Limitations & Future Work

  1. Magnitude is not optimal: LoRAM emulates the magnitude of spectral initialization rather than seeking an optimal magnitude, and better scaling strategies may exist.
  2. Layer-wise heterogeneity: Different layers may benefit from different scaling factors; jointly optimizing magnitude, learning rate, and rank remains an open problem.
  3. Incomplete theory of optimization dynamics: The analysis is primarily based on linear approximations near fixed points and does not deeply address nonlinear training dynamics.
  4. Special case of LoRA-GA: The tracking mode fails for LoRA-GA, suggesting that directional alignment does matter in certain settings and that the magnitude principle is not universally complete.
  5. Future directions: Adaptive layer-wise magnitude scheduling; orthogonal combination with other PEFT methods (e.g., LoRA+, DoRA); validation on larger-scale models.

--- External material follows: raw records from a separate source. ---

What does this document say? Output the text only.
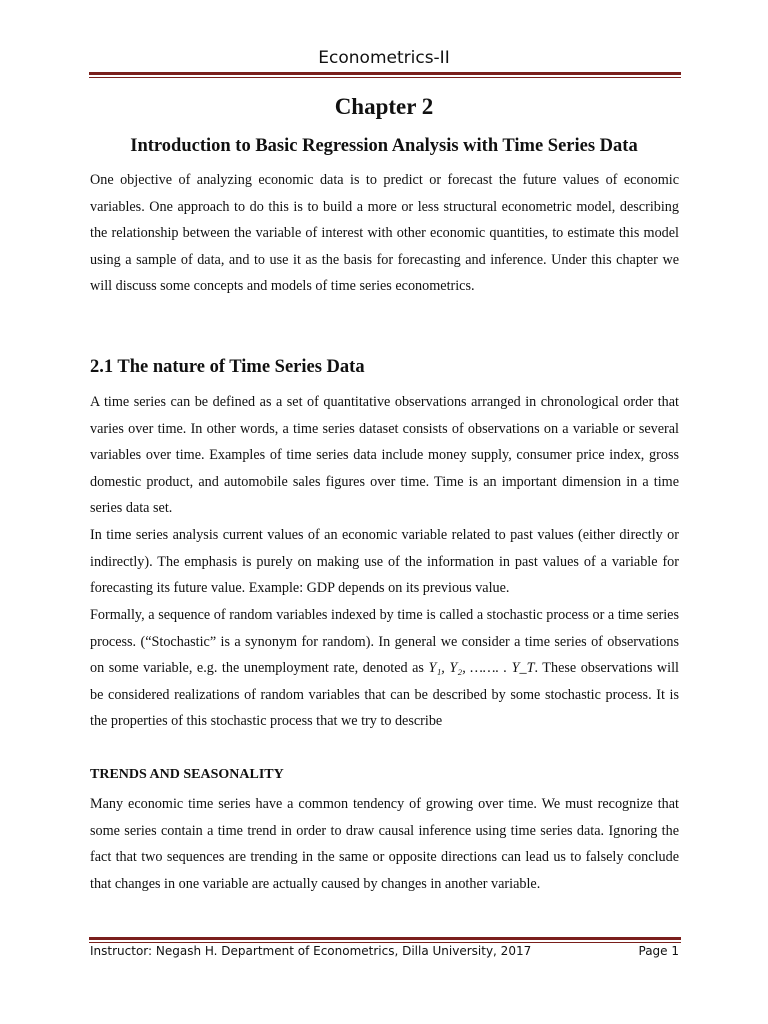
Econometrics-II
Chapter 2
Introduction to Basic Regression Analysis with Time Series Data

One objective of analyzing economic data is to predict or forecast the future values of economic variables. One approach to do this is to build a more or less structural econometric model, describing the relationship between the variable of interest with other economic quantities, to estimate this model using a sample of data, and to use it as the basis for forecasting and inference. Under this chapter we will discuss some concepts and models of time series econometrics.

2.1 The nature of Time Series Data

A time series can be defined as a set of quantitative observations arranged in chronological order that varies over time. In other words, a time series dataset consists of observations on a variable or several variables over time. Examples of time series data include money supply, consumer price index, gross domestic product, and automobile sales figures over time. Time is an important dimension in a time series data set.

In time series analysis current values of an economic variable related to past values (either directly or indirectly). The emphasis is purely on making use of the information in past values of a variable for forecasting its future value. Example: GDP depends on its previous value.

Formally, a sequence of random variables indexed by time is called a stochastic process or a time series process. (“Stochastic” is a synonym for random). In general we consider a time series of observations on some variable, e.g. the unemployment rate, denoted as Y₁, Y₂, ……. . Y_T. These observations will be considered realizations of random variables that can be described by some stochastic process. It is the properties of this stochastic process that we try to describe

TRENDS AND SEASONALITY

Many economic time series have a common tendency of growing over time. We must recognize that some series contain a time trend in order to draw causal inference using time series data. Ignoring the fact that two sequences are trending in the same or opposite directions can lead us to falsely conclude that changes in one variable are actually caused by changes in another variable.

Instructor: Negash H. Department of Econometrics, Dilla University, 2017	Page 1
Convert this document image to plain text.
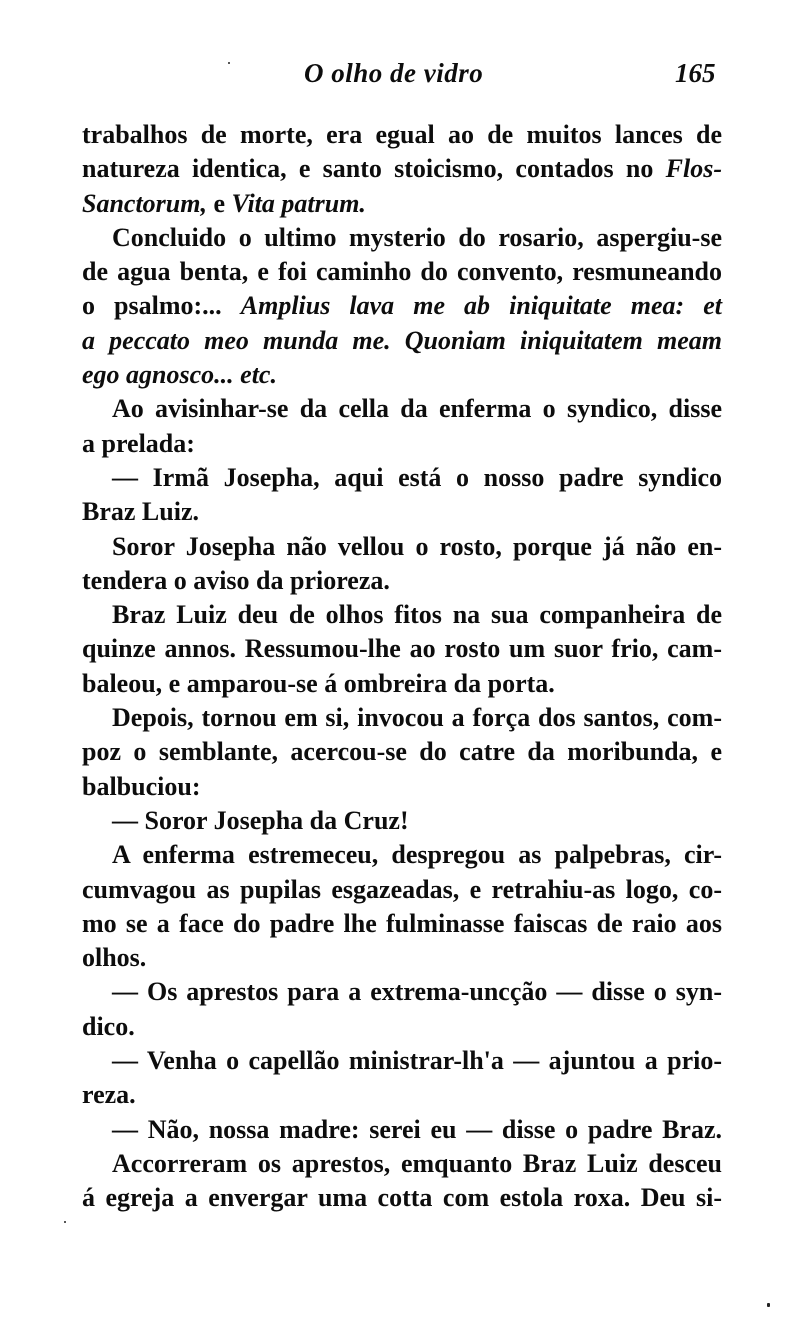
O olho de vidro	165
trabalhos de morte, era egual ao de muitos lances de
natureza identica, e santo stoicismo, contados no Flos-
Sanctorum, e Vita patrum.
Concluido o ultimo mysterio do rosario, aspergiu-se
de agua benta, e foi caminho do convento, resmuneando
o psalmo:... Amplius lava me ab iniquitate mea: et
a peccato meo munda me. Quoniam iniquitatem meam
ego agnosco... etc.
Ao avisinhar-se da cella da enferma o syndico, disse
a prelada:
— Irmã Josepha, aqui está o nosso padre syndico
Braz Luiz.
Soror Josepha não vellou o rosto, porque já não en-
tendera o aviso da prioreza.
Braz Luiz deu de olhos fitos na sua companheira de
quinze annos. Ressumou-lhe ao rosto um suor frio, cam-
baleou, e amparou-se á ombreira da porta.
Depois, tornou em si, invocou a força dos santos, com-
poz o semblante, acercou-se do catre da moribunda, e
balbuciou:
— Soror Josepha da Cruz!
A enferma estremeceu, despregou as palpebras, cir-
cumvagou as pupilas esgazeadas, e retrahiu-as logo, co-
mo se a face do padre lhe fulminasse faiscas de raio aos
olhos.
— Os aprestos para a extrema-uncção — disse o syn-
dico.
— Venha o capellão ministrar-lh'a — ajuntou a prio-
reza.
— Não, nossa madre: serei eu — disse o padre Braz.
Accorreram os aprestos, emquanto Braz Luiz desceu
á egreja a envergar uma cotta com estola roxa. Deu si-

  • PiSSA (NeurIPS 2024): The seminal spectral initialization work; this paper demonstrates that its advantage stems from magnitude rather than direction.
  • RsLoRA: Proposes \(\alpha = \sqrt{r}\) scaling; this paper shows it is essentially equivalent to the learning rate adjustment in LoRA+.

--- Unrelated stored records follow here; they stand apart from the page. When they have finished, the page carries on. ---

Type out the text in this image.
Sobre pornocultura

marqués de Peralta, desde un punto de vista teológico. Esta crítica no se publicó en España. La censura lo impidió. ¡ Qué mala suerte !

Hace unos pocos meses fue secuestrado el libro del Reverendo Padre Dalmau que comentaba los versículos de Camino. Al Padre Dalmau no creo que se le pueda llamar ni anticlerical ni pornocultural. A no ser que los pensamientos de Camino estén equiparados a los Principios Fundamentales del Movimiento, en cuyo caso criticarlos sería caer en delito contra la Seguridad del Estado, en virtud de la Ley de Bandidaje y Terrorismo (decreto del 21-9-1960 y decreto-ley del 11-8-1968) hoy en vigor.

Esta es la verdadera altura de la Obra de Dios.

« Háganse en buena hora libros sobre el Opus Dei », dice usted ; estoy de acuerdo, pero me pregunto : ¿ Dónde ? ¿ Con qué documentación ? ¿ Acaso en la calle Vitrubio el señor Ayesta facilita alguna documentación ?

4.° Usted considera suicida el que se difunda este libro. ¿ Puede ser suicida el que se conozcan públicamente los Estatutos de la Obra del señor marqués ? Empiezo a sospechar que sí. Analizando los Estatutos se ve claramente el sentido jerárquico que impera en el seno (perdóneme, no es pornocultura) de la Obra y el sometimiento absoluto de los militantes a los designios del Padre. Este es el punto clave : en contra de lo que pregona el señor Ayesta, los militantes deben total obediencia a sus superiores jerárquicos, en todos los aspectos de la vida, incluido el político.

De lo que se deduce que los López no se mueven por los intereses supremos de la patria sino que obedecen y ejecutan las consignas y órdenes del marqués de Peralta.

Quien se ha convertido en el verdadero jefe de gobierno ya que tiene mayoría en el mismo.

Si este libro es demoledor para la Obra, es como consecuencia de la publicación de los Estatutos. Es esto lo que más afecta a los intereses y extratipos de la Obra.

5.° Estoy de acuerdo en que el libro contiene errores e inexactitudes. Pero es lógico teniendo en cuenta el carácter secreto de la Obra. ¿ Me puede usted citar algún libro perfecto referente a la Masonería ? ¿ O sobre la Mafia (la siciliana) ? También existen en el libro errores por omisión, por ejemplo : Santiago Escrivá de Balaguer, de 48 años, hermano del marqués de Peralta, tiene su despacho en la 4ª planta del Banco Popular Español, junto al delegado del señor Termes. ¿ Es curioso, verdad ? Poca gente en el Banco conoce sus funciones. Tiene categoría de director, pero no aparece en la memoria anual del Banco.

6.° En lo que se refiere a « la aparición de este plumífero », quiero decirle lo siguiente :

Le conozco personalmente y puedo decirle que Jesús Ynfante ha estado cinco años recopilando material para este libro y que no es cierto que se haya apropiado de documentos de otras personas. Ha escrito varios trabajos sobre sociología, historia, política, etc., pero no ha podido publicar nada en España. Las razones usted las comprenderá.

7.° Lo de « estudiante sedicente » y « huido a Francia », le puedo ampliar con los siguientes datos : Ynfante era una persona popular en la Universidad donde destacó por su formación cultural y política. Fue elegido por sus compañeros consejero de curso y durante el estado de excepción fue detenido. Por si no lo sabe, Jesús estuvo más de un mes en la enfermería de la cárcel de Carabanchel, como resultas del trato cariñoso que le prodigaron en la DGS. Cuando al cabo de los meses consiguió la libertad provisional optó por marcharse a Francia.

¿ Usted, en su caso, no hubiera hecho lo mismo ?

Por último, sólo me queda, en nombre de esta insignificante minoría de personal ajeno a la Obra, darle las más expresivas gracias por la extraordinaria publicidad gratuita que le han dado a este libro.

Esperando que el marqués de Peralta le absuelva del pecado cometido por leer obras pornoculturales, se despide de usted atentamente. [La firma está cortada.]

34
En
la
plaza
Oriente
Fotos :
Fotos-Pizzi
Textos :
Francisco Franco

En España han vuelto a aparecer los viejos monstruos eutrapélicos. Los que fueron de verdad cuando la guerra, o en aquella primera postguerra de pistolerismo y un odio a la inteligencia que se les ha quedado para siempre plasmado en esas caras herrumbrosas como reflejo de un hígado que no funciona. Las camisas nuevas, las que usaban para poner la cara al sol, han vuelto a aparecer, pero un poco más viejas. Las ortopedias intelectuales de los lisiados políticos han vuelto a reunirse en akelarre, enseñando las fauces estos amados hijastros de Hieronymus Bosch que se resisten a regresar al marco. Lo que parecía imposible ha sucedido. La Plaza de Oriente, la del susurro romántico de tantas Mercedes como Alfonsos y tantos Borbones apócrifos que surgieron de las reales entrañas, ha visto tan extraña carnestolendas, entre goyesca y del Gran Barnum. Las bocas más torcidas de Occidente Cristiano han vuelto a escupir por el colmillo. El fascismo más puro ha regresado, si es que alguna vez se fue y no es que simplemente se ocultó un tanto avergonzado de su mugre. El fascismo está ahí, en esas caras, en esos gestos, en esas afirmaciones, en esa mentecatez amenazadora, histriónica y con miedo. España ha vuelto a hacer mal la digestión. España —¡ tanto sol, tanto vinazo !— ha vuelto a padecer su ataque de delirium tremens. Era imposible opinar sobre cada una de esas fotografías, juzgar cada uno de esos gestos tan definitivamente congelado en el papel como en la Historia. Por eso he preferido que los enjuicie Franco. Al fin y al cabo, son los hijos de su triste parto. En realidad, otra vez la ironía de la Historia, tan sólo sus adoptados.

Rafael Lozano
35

  • LoRA+ (ICML 2024): Applies distinct learning rates to the \(A\) and \(B\) matrices; this paper provides a unified explanation from the magnitude perspective.

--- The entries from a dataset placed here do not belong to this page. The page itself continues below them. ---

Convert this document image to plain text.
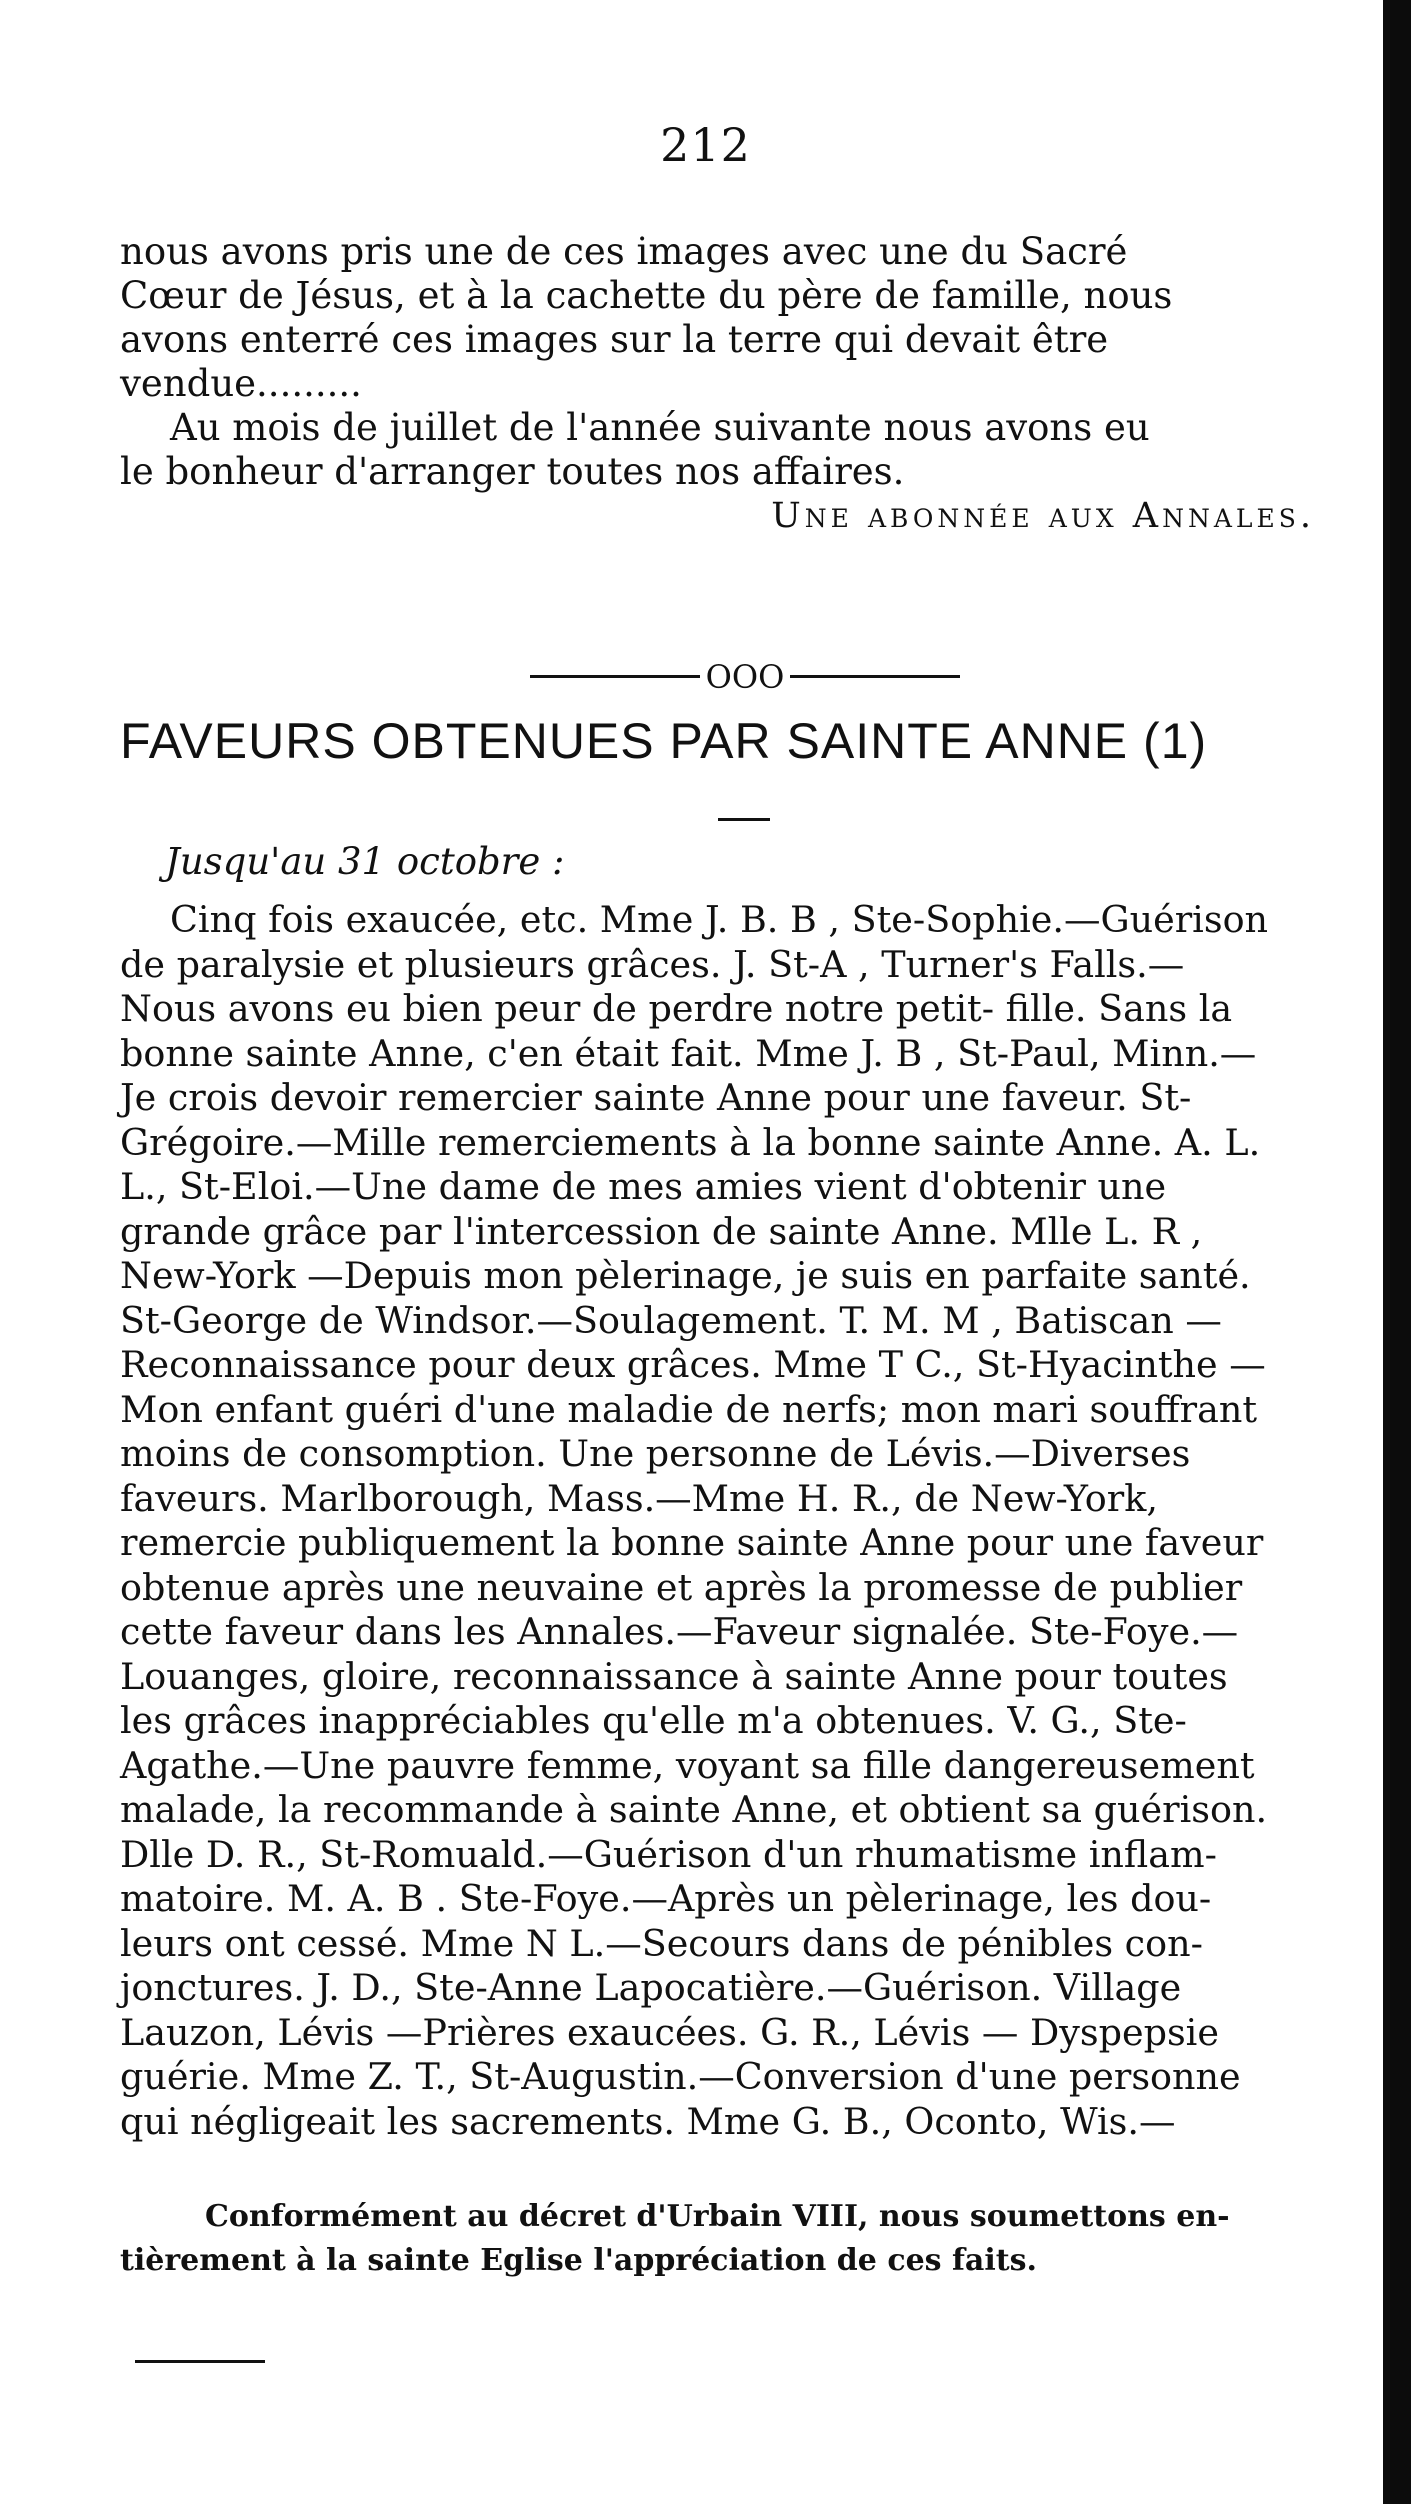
212
nous avons pris une de ces images avec une du Sacré
Cœur de Jésus, et à la cachette du père de famille, nous
avons enterré ces images sur la terre qui devait être
vendue.........
Au mois de juillet de l'année suivante nous avons eu
le bonheur d'arranger toutes nos affaires.
Une abonnée aux Annales.
OOO
FAVEURS OBTENUES PAR SAINTE ANNE (1)
Jusqu'au 31 octobre :
Cinq fois exaucée, etc. Mme J. B. B , Ste-Sophie.—Guérison
de paralysie et plusieurs grâces. J. St-A , Turner's Falls.—
Nous avons eu bien peur de perdre notre petit- fille. Sans la
bonne sainte Anne, c'en était fait. Mme J. B , St-Paul, Minn.—
Je crois devoir remercier sainte Anne pour une faveur. St-
Grégoire.—Mille remerciements à la bonne sainte Anne. A. L.
L., St-Eloi.—Une dame de mes amies vient d'obtenir une
grande grâce par l'intercession de sainte Anne. Mlle L. R ,
New-York —Depuis mon pèlerinage, je suis en parfaite santé.
St-George de Windsor.—Soulagement. T. M. M , Batiscan —
Reconnaissance pour deux grâces. Mme T C., St-Hyacinthe —
Mon enfant guéri d'une maladie de nerfs; mon mari souffrant
moins de consomption. Une personne de Lévis.—Diverses
faveurs. Marlborough, Mass.—Mme H. R., de New-York,
remercie publiquement la bonne sainte Anne pour une faveur
obtenue après une neuvaine et après la promesse de publier
cette faveur dans les Annales.—Faveur signalée. Ste-Foye.—
Louanges, gloire, reconnaissance à sainte Anne pour toutes
les grâces inappréciables qu'elle m'a obtenues. V. G., Ste-
Agathe.—Une pauvre femme, voyant sa fille dangereusement
malade, la recommande à sainte Anne, et obtient sa guérison.
Dlle D. R., St-Romuald.—Guérison d'un rhumatisme inflam-
matoire. M. A. B . Ste-Foye.—Après un pèlerinage, les dou-
leurs ont cessé. Mme N L.—Secours dans de pénibles con-
jonctures. J. D., Ste-Anne Lapocatière.—Guérison. Village
Lauzon, Lévis —Prières exaucées. G. R., Lévis — Dyspepsie
guérie. Mme Z. T., St-Augustin.—Conversion d'une personne
qui négligeait les sacrements. Mme G. B., Oconto, Wis.—
Conformément au décret d'Urbain VIII, nous soumettons en-
tièrement à la sainte Eglise l'appréciation de ces faits.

  • LoRA-GA (NeurIPS 2024): A data-driven initialization approach; this paper proves it maximizes the gradient magnitude of LoRA.
  • Insight: The core of parameter-efficient fine-tuning may lie not in "directional alignment" but in "magnitude matching"—an insight potentially generalizable to other low-rank methods such as adapters and prefix tuning.

Rating

  • Novelty: ⭐⭐⭐⭐ — The magnitude principle offers a compelling new perspective, though the conclusion carries some retrospective intuitiveness.
  • Experimental Thoroughness: ⭐⭐⭐⭐⭐ — Comprehensive coverage across NLU, NLG, VLM, and image generation tasks; ablation design is elegant, with the tracking-mode experiment being particularly illuminating.
  • Writing Quality: ⭐⭐⭐⭐ — Theoretical derivations are clear, though the notation is somewhat heavy, increasing reading overhead.
  • Value: ⭐⭐⭐⭐⭐ — Provides an extremely simple yet effective baseline for the LoRA community, with potential to become the new default initialization scheme.